The announcement of the Truveta venture, on the other hand, really convinced me that hospital systems are flexing their muscle. What a bold decision! On the heels of the COVID-19 pandemic, when many hospitals struggled to provide their staff with basic PPE, they are now announcing to the world that they have an enormous set of personal data and that they’re selling it for a profit.

Truveta is a venture between Providence, CommonSpirit, Advocate Aurora, Trinity, Tenet and other hospitals. These hospitals are so large and cover so much U.S. territory that the data they intend to sell encompasses around 13% of clinical care provided in the U.S., across 40 states. That’s…remarkable.

Quoting again from the Gist Weekly newsletter (2/12/21):

Like Civica, an earlier health system collaboration around pharmaceutical manufacturing, Truveta’s launch signals that large national and regional systems are waking up to the value of scale they’ve amassed over time, moving beyond pricing leverage to capture other benefits from the size of their clinical operations—and exploring non-merger partnerships to create value from collaboration.

Selling health data for profit, it’s important to note, is a common method for health care companies to support themselves. The data is anonymized; typically, there’s a built-in acknowledgement that a health care service, like a symptom tracker, is free because the data is being sold on the backend.

And there are companies that do this really well. Ciitizen, for example, offers high-quality medical record technology to cancer patients, while aggregating their data for cancer researchers. This arrangement has both (1) an explicit upside for the patient, and (2) an explicit call-to-action that the data sales will help future oncology patients. The sale of data, in other words, is clearly communicated upfront, with a clearly communicated mission, and patients get access to Ciitizen’s medical record technology in return.

But when 13% of all clinical interactions in the U.S. are hoovered up by just a few hospital systems and sold, I…have more questions. Will patients be able to opt out? Will they even know that their data is floating around out there? Many of these patients will have no option but have their data enter this system—and it’s unclear what Truveta’s protections on it will be.

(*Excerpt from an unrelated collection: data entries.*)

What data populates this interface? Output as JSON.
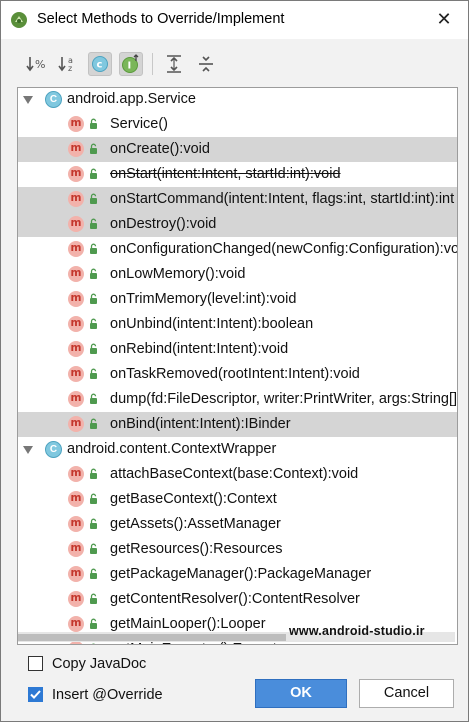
{
  "dialog": {
    "title": "Select Methods to Override/Implement",
    "close_label": "✕"
  },
  "toolbar": {
    "icons": [
      "sort-by-visibility-icon",
      "sort-alphabetically-icon",
      "show-classes-icon",
      "show-interfaces-icon",
      "expand-all-icon",
      "collapse-all-icon"
    ],
    "labels": [
      "↓%",
      "↓ᵃz",
      "C",
      "I"
    ]
  },
  "tree": {
    "groups": [
      {
        "label": "android.app.Service",
        "class_letter": "C",
        "methods": [
          {
            "label": "Service()",
            "selected": false,
            "deprecated": false
          },
          {
            "label": "onCreate():void",
            "selected": true,
            "deprecated": false
          },
          {
            "label": "onStart(intent:Intent, startId:int):void",
            "selected": false,
            "deprecated": true
          },
          {
            "label": "onStartCommand(intent:Intent, flags:int, startId:int):int",
            "selected": true,
            "deprecated": false
          },
          {
            "label": "onDestroy():void",
            "selected": true,
            "deprecated": false
          },
          {
            "label": "onConfigurationChanged(newConfig:Configuration):void",
            "selected": false,
            "deprecated": false
          },
          {
            "label": "onLowMemory():void",
            "selected": false,
            "deprecated": false
          },
          {
            "label": "onTrimMemory(level:int):void",
            "selected": false,
            "deprecated": false
          },
          {
            "label": "onUnbind(intent:Intent):boolean",
            "selected": false,
            "deprecated": false
          },
          {
            "label": "onRebind(intent:Intent):void",
            "selected": false,
            "deprecated": false
          },
          {
            "label": "onTaskRemoved(rootIntent:Intent):void",
            "selected": false,
            "deprecated": false
          },
          {
            "label": "dump(fd:FileDescriptor, writer:PrintWriter, args:String[]):void",
            "selected": false,
            "deprecated": false
          },
          {
            "label": "onBind(intent:Intent):IBinder",
            "selected": true,
            "deprecated": false
          }
        ]
      },
      {
        "label": "android.content.ContextWrapper",
        "class_letter": "C",
        "methods": [
          {
            "label": "attachBaseContext(base:Context):void",
            "selected": false,
            "deprecated": false
          },
          {
            "label": "getBaseContext():Context",
            "selected": false,
            "deprecated": false
          },
          {
            "label": "getAssets():AssetManager",
            "selected": false,
            "deprecated": false
          },
          {
            "label": "getResources():Resources",
            "selected": false,
            "deprecated": false
          },
          {
            "label": "getPackageManager():PackageManager",
            "selected": false,
            "deprecated": false
          },
          {
            "label": "getContentResolver():ContentResolver",
            "selected": false,
            "deprecated": false
          },
          {
            "label": "getMainLooper():Looper",
            "selected": false,
            "deprecated": false
          },
          {
            "label": "getMainExecutor():Executor",
            "selected": false,
            "deprecated": false
          }
        ]
      }
    ]
  },
  "watermark": "www.android-studio.ir",
  "options": {
    "copy_javadoc": {
      "label": "Copy JavaDoc",
      "checked": false
    },
    "insert_override": {
      "label": "Insert @Override",
      "checked": true
    }
  },
  "buttons": {
    "ok": "OK",
    "cancel": "Cancel"
  },
  "colors": {
    "accent": "#4a8ddb",
    "selection": "#d5d5d5",
    "method_icon": "#f2b2ab",
    "class_icon": "#80c8df"
  }
}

All of this is not to say that there isn’t external value in medical data; on the contrary, Truveta has value to the broader health care industry because the health care data flows in the U.S. are so messy.

You can see this in how challenging it is to get comprehensive COVID hospitalization and vaccination numbers, even for federal officials. In fact, the best data, especially early on, came from journalists and volunteer-driven entities like the COVID Tracking Project—the CDC simply couldn’t pull together that data for the first months of the pandemic. And again, patient data is routinely bought and sold, often without patients knowing it.

But there’s something squirmy about a bunch of hospitals—most of which are nonprofit and therefore get special tax breaksmonetizing the data from their patients, who have no choice but to seek care at that hospital. They could at least offer to lower prices by a few percentage points for patients willing to share their data.


I expect announcements of joint ventures like Civica and Truveta to increase in frequency. And I expect the outcomes of such ventures to the broader patient community to be a mixed bag.

The best case scenario for Civica, for example, is that hospitals have a new outlet to manufacture cheap, high-quality drugs; that it’s a nonprofit venture that bends the cost curve for patients and the whole system. The best case scenario for Truveta is…a bunch of hospitals make money selling data, and patients maybe know that it’s happening.

As hospitals continue to grow and consolidate—and unless the FTC or state regulators decide that the biggest health systems have too much power—we’re entering a new world of health care, one controlled by just a few entities that can make nearly unilateral decisions about costs, access, data-sharing.